Friday, August 19, 2005

last day

today was the last day of class for one of my classes and two of Dan's classes. Truth be told, no matter how tired and grumpy I've been or no matter how unruly they've been (and they've been pretty awful for the past week), it's still a little bittersweet. I've spent 2 hours a day for 5 days a week with them for six weeks, and now I probably won't see most of them again (though it's highly possible that they'll take more classes at Lee-wen). Some of the students I'll really miss. One of my favorite students was a boy named Peter (I actually have about 6 students named peter, three in that class) who wore a light blue neckbrace. Many days at break, he would come up to me with elaborate drawings of dinosaurs and ask me to write the English name. He soon gave up after he realized I couldn't tell a diplodicus from a brachiosaurus, and so he researched their English names and then asked me to write the phonetic spelling. Every kid in China seems to know that phonetic dictionary spelling as well as they can write English, and are shocked that we English teachers can't. I did manage to find the phonetic spellings of several on one kid's expensive electronic dictionary, though they didn't have "memenchisaurus" or "sinosauropteryx."

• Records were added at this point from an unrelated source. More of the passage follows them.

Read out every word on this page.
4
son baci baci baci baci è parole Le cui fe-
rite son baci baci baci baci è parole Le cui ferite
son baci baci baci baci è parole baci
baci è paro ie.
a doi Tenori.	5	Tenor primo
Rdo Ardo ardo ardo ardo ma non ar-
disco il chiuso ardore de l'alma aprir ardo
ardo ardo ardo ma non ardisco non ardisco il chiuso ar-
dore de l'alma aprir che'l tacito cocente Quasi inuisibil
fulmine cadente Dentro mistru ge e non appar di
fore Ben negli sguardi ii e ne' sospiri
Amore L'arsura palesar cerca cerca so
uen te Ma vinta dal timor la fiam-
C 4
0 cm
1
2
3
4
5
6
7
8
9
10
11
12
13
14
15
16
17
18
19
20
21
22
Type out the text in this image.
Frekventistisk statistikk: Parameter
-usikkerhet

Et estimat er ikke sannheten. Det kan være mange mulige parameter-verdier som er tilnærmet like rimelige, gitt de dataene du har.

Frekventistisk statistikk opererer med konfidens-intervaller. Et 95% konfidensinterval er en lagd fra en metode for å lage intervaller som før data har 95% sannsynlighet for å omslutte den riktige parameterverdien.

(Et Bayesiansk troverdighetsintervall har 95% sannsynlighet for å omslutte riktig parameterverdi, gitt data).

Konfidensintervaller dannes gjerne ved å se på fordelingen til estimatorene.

Back to my classes though:
The attrition rate for my class ending today was pretty steep; today in a class that once had 26 kids only about 10 showed up, and I'd probably been averaging about 15 for the past two weeks. This seems to be vacation time for families; many students disappeared for a week or so and then suddenly showed back up with a tan. It did make teaching somewhat difficult, and definitely I think learning was a bit spotty. On the final exam, the class average was about 55%, compared to the midterm the class average was about 78%, only 4 out of 17 students taking the test scored anything remotely respectable, respectable being C or above. I think partially it was the student's attention spans drifting as the end drew near and summer vacation hit its high point, but also the book did become much harder at the end. For example, the kids went from having to make sentences like "this is my book" to "what do you think about the Greenhouse Effect. Write a letter to the editor," to give an example of an exercise completely over their heads. It was depressing to spend over an hour on the basic past tense and have only about 2 kids be able to use past tense at all correctly (It's not like they weren't creative though: 'She movis to Qingdao' and 'she moven't to Beijing' are two examples). Or on a match English-Chinese vocab section, to realize that most students couldn't tell the difference between 'sausage' and 'headache.' But to be fair, many of the better students stopped coming, so I'd like to hope they would have done better.

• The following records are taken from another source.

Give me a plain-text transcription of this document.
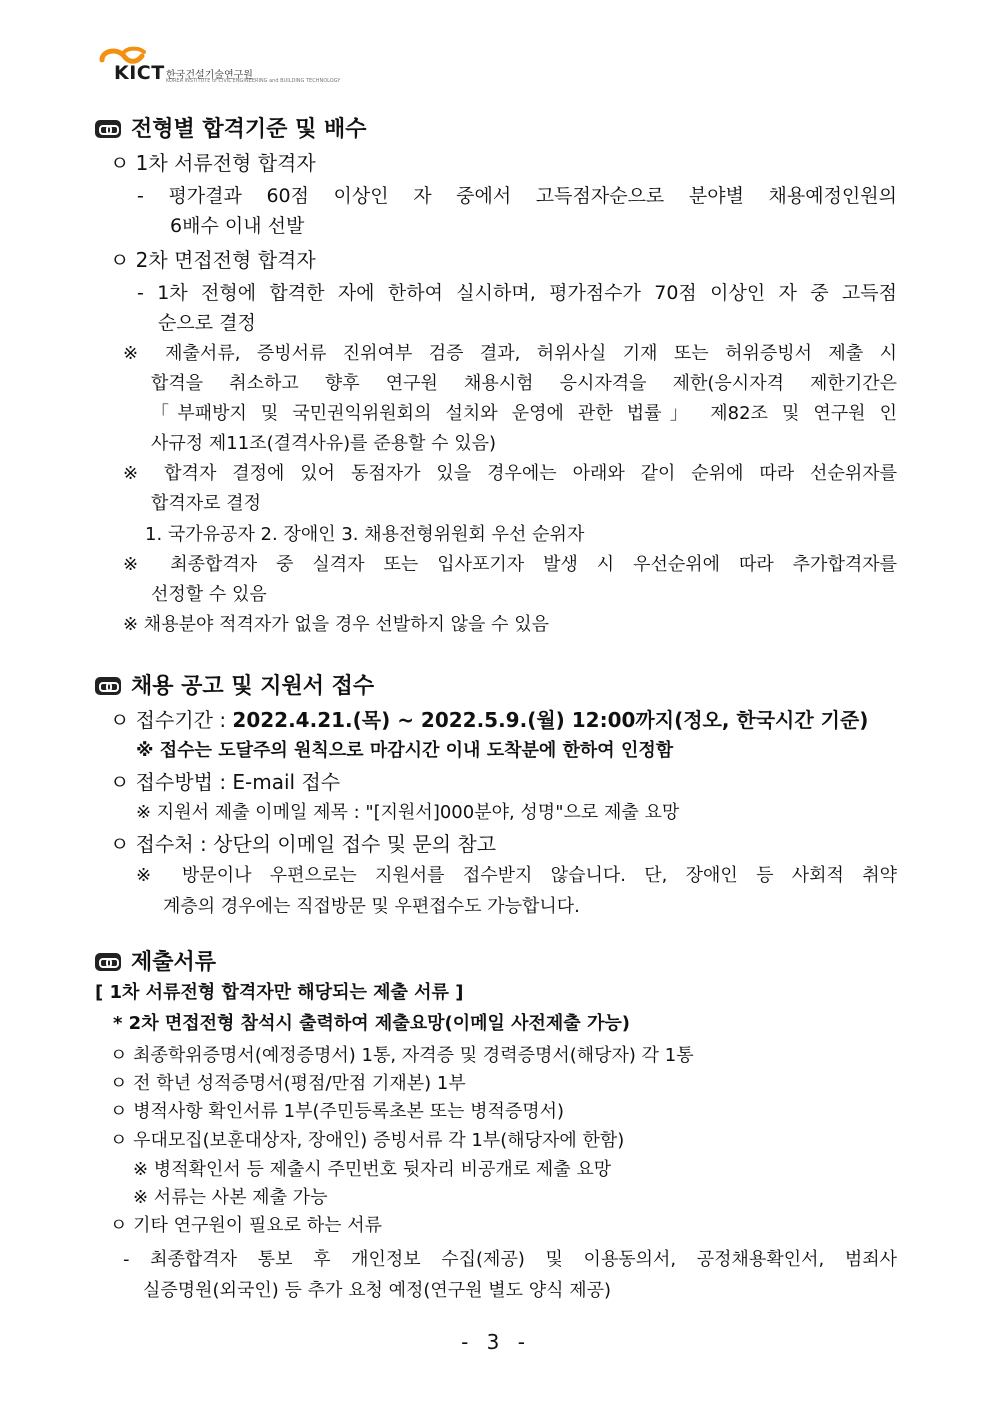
KICT 한국건설기술연구원
KOREA INSTITUTE of CIVIL ENGINEERING and BUILDING TECHNOLOGY
전형별 합격기준 및 배수
ㅇ 1차 서류전형 합격자
- 평가결과 60점 이상인 자 중에서 고득점자순으로 분야별 채용예정인원의
6배수 이내 선발
ㅇ 2차 면접전형 합격자
- 1차 전형에 합격한 자에 한하여 실시하며, 평가점수가 70점 이상인 자 중 고득점
순으로 결정
※ 제출서류, 증빙서류 진위여부 검증 결과, 허위사실 기재 또는 허위증빙서 제출 시
합격을 취소하고 향후 연구원 채용시험 응시자격을 제한(응시자격 제한기간은
「부패방지 및 국민권익위원회의 설치와 운영에 관한 법률」 제82조 및 연구원 인
사규정 제11조(결격사유)를 준용할 수 있음)
※ 합격자 결정에 있어 동점자가 있을 경우에는 아래와 같이 순위에 따라 선순위자를
합격자로 결정
1. 국가유공자 2. 장애인 3. 채용전형위원회 우선 순위자
※ 최종합격자 중 실격자 또는 입사포기자 발생 시 우선순위에 따라 추가합격자를
선정할 수 있음
※ 채용분야 적격자가 없을 경우 선발하지 않을 수 있음
채용 공고 및 지원서 접수
ㅇ 접수기간 : 2022.4.21.(목) ~ 2022.5.9.(월) 12:00까지(정오, 한국시간 기준)
※ 접수는 도달주의 원칙으로 마감시간 이내 도착분에 한하여 인정함
ㅇ 접수방법 : E-mail 접수
※ 지원서 제출 이메일 제목 : "[지원서]000분야, 성명"으로 제출 요망
ㅇ 접수처 : 상단의 이메일 접수 및 문의 참고
※ 방문이나 우편으로는 지원서를 접수받지 않습니다. 단, 장애인 등 사회적 취약
계층의 경우에는 직접방문 및 우편접수도 가능합니다.
제출서류
[ 1차 서류전형 합격자만 해당되는 제출 서류 ]
* 2차 면접전형 참석시 출력하여 제출요망(이메일 사전제출 가능)
ㅇ 최종학위증명서(예정증명서) 1통, 자격증 및 경력증명서(해당자) 각 1통
ㅇ 전 학년 성적증명서(평점/만점 기재본) 1부
ㅇ 병적사항 확인서류 1부(주민등록초본 또는 병적증명서)
ㅇ 우대모집(보훈대상자, 장애인) 증빙서류 각 1부(해당자에 한함)
※ 병적확인서 등 제출시 주민번호 뒷자리 비공개로 제출 요망
※ 서류는 사본 제출 가능
ㅇ 기타 연구원이 필요로 하는 서류
- 최종합격자 통보 후 개인정보 수집(제공) 및 이용동의서, 공정채용확인서, 범죄사
실증명원(외국인) 등 추가 요청 예정(연구원 별도 양식 제공)
- 3 -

Other than that, life has continued as usual, the weather has been mercifully cooler and less humid. I'll still have to work until 8:30 most nights, but I'll be free until 3:30 in the afternoons, which is better than having to start at 1:15. Dan only has his 6-8:30 left, so he has pretty much the entire day free.

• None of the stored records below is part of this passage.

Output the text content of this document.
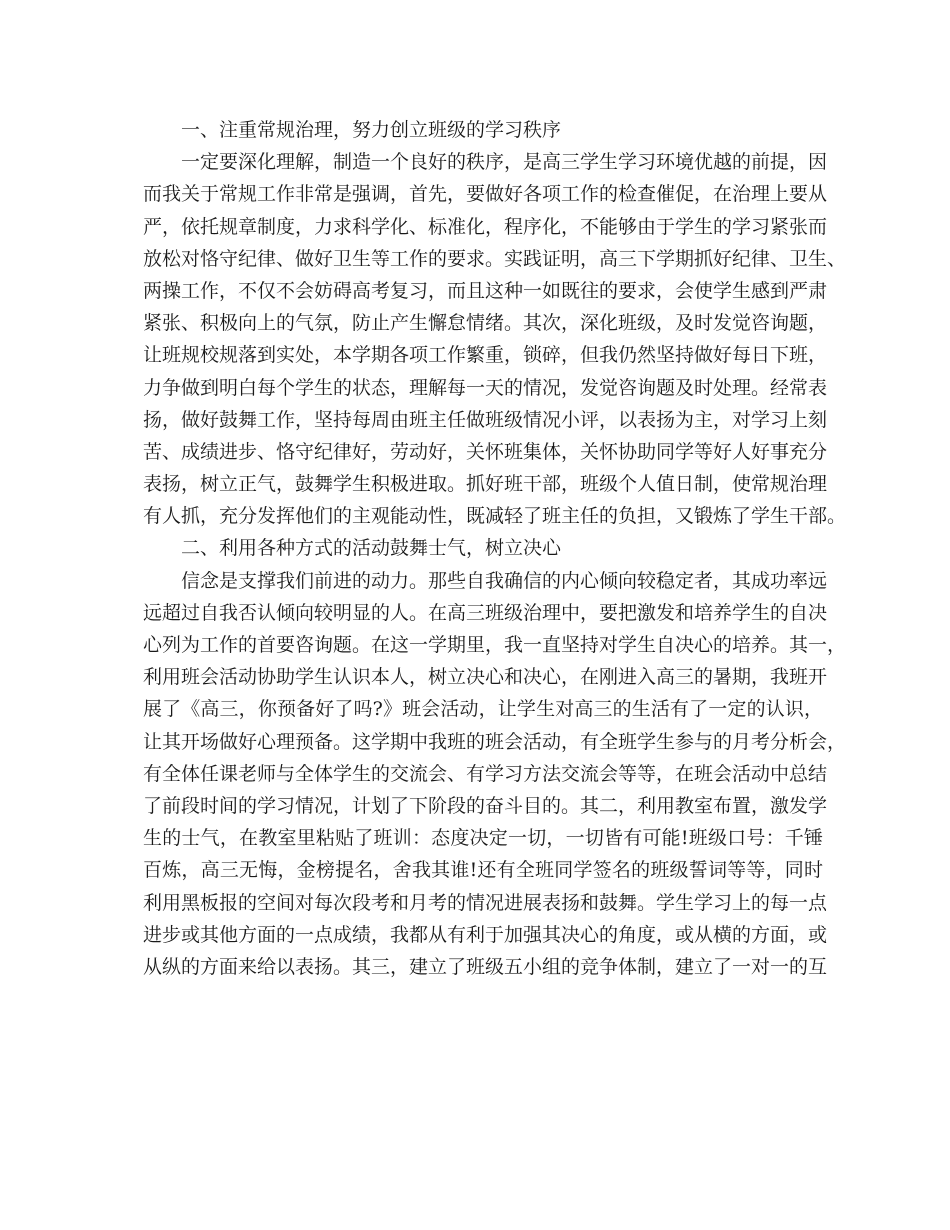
一、注重常规治理，努力创立班级的学习秩序
一定要深化理解，制造一个良好的秩序，是高三学生学习环境优越的前提，因
而我关于常规工作非常是强调，首先，要做好各项工作的检查催促，在治理上要从
严，依托规章制度，力求科学化、标准化，程序化，不能够由于学生的学习紧张而
放松对恪守纪律、做好卫生等工作的要求。实践证明，高三下学期抓好纪律、卫生、
两操工作，不仅不会妨碍高考复习，而且这种一如既往的要求，会使学生感到严肃
紧张、积极向上的气氛，防止产生懈怠情绪。其次，深化班级，及时发觉咨询题，
让班规校规落到实处，本学期各项工作繁重，锁碎，但我仍然坚持做好每日下班，
力争做到明白每个学生的状态，理解每一天的情况，发觉咨询题及时处理。经常表
扬，做好鼓舞工作，坚持每周由班主任做班级情况小评，以表扬为主，对学习上刻
苦、成绩进步、恪守纪律好，劳动好，关怀班集体，关怀协助同学等好人好事充分
表扬，树立正气，鼓舞学生积极进取。抓好班干部，班级个人值日制，使常规治理
有人抓，充分发挥他们的主观能动性，既减轻了班主任的负担，又锻炼了学生干部。
二、利用各种方式的活动鼓舞士气，树立决心
信念是支撑我们前进的动力。那些自我确信的内心倾向较稳定者，其成功率远
远超过自我否认倾向较明显的人。在高三班级治理中，要把激发和培养学生的自决
心列为工作的首要咨询题。在这一学期里，我一直坚持对学生自决心的培养。其一，
利用班会活动协助学生认识本人，树立决心和决心，在刚进入高三的暑期，我班开
展了《高三，你预备好了吗?》班会活动，让学生对高三的生活有了一定的认识，
让其开场做好心理预备。这学期中我班的班会活动，有全班学生参与的月考分析会，
有全体任课老师与全体学生的交流会、有学习方法交流会等等，在班会活动中总结
了前段时间的学习情况，计划了下阶段的奋斗目的。其二，利用教室布置，激发学
生的士气，在教室里粘贴了班训：态度决定一切，一切皆有可能!班级口号：千锤
百炼，高三无悔，金榜提名，舍我其谁!还有全班同学签名的班级誓词等等，同时
利用黑板报的空间对每次段考和月考的情况进展表扬和鼓舞。学生学习上的每一点
进步或其他方面的一点成绩，我都从有利于加强其决心的角度，或从横的方面，或
从纵的方面来给以表扬。其三，建立了班级五小组的竞争体制，建立了一对一的互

Other than that, I have found a track near our house, it's one of Qingdao University's smaller tracks, and it's a nice place for jogging. The gates are locked, but the fence around it is easy to squeeze through, and this being China, there are routinely about 30 people playing pick-up soccer in the grassy part, and small children playing on the track. I have gone running twice, though both times the humidity was killer and I am woefully out of shape. Somehow a steep 15 minute climb to our apartment every evening hasn't helped keep me in shape for a 30 minute jog.
Well, I have to go and teach my nightmare of a kindergarten class now, so I have to stop writing. This class is a room full of 5 year olds screaming, along with some four year olds who look suspiciously like 3 or 2 year olds who mainly seem to doodle on their books, desks, clothes, and the chalkboard when I turn my back.